Hautes-Alpes: trois personnes seront jugées pour avoir abattu des loups illégalement information fournie par AFP 30/07/2026 à 16:50
Trois personnes seront jugées pour avoir abattu illégalement neuf loups dans les Hautes-Alpes, a annoncé jeudi la procureure de Gap, à l'issue d'une enquête de près d'un an.
Les investigations avaient débuté en avril 2025 "à la suite d'un signalement d'atteintes à la faune sauvage" dans le nord du département, explique Marion Lozac'hmeur dans un communiqué sur ce "vaste coup de filet contre le braconnage des loups".
Des mesures de surveillance sont alors mises en place par l'Office français de biodiversité (OFB), qui permettent de découvrir "des dispositifs de captation d'images installés à proximité d'une habitation".
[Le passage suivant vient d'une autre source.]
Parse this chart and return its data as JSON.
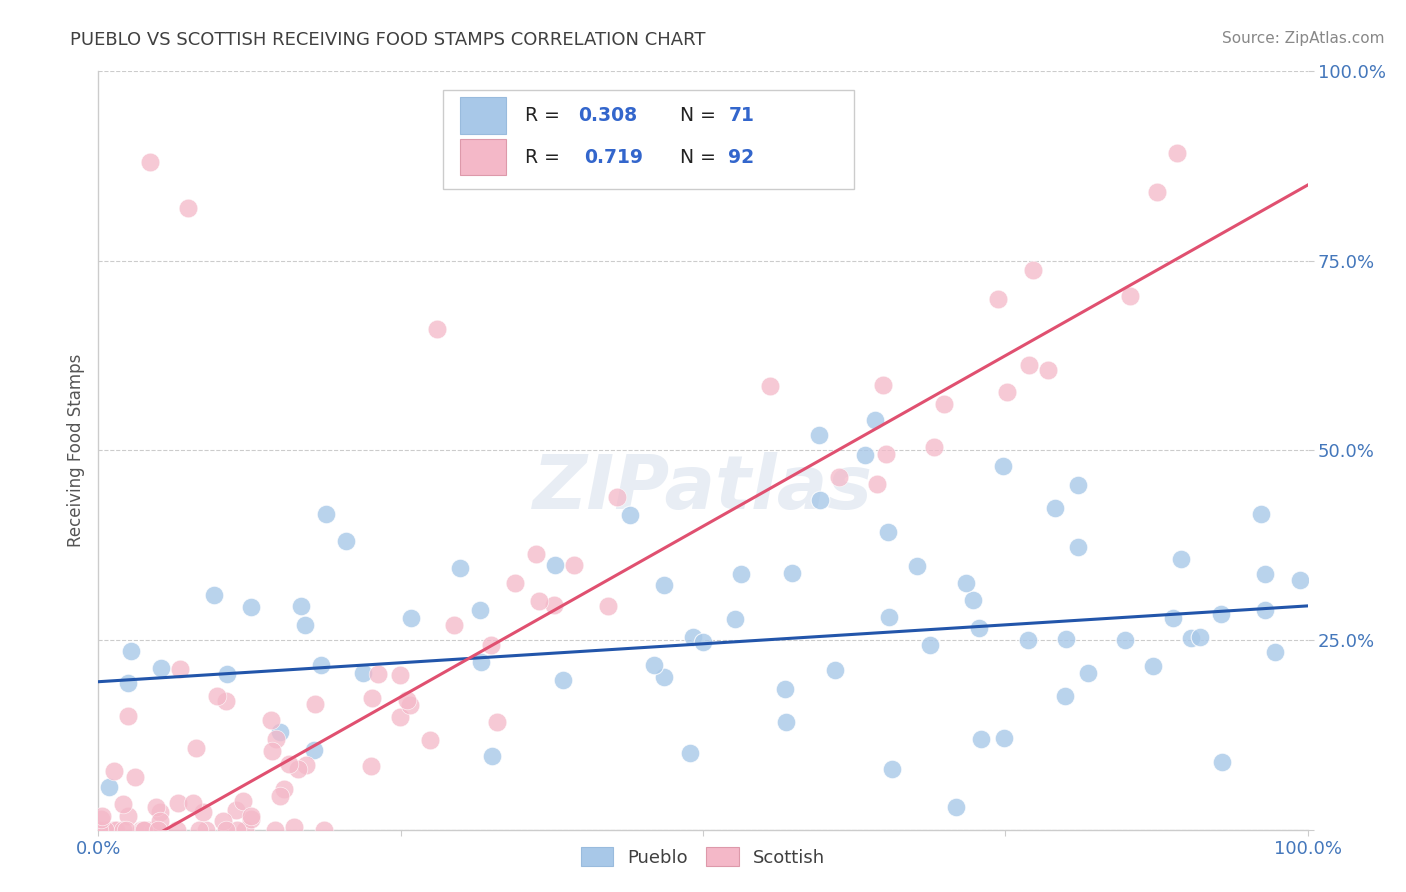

Presque un an plus tard, le 28 mars, au cours d'une de leurs observations sur ce site, les inspecteurs de l'environnement de l'OFB font des constatations leur laissant présumer qu'un loup vient d'être abattu "en dehors de tout cadre légal".
Le lendemain, l'OFB et les gendarmes découvrent lors de perquisitions un charnier d'animaux, vraisemblablement destiné à servir d'appâts pour le loup, de "nombreuses" armes à feu et un cadavre de loup.
L'exploitation des preuves recueillies, en particulier de téléphones, révèle ensuite "la présence de nombreuses photographies d'animaux morts, en particulier de loups", ainsi que "l'implication plus ou moins directe de plusieurs personnes".
Mardi, les enquêteurs ont procédé à l'interpellation de trois personnes, placées en garde à vue puis sous contrôle judiciaire dans l'attente d'un procès devant le tribunal correctionnel en janvier 2027.
Elles devront répondre de "destruction et de complicité de destruction illégale d'espèce protégée".
Six autres personnes ont par ailleurs été entendues en audition libre. Un nombre non précisé par la procureure sont attendues à la même audience selon une procédure par convocation.
En France, l'abattage de loups est encadré par la loi. Il est interdit en milieu naturel, sauf aux fins de défense des troupeaux. Une procédure est définie pour les "tirs de prélèvement", c'est-à-dire indépendamment de l'attaque d'un troupeau en cours. Un nombre maximum de loups pouvant être abattu est fixé, sur une population estimée à un peu plus d'un millier d'individus.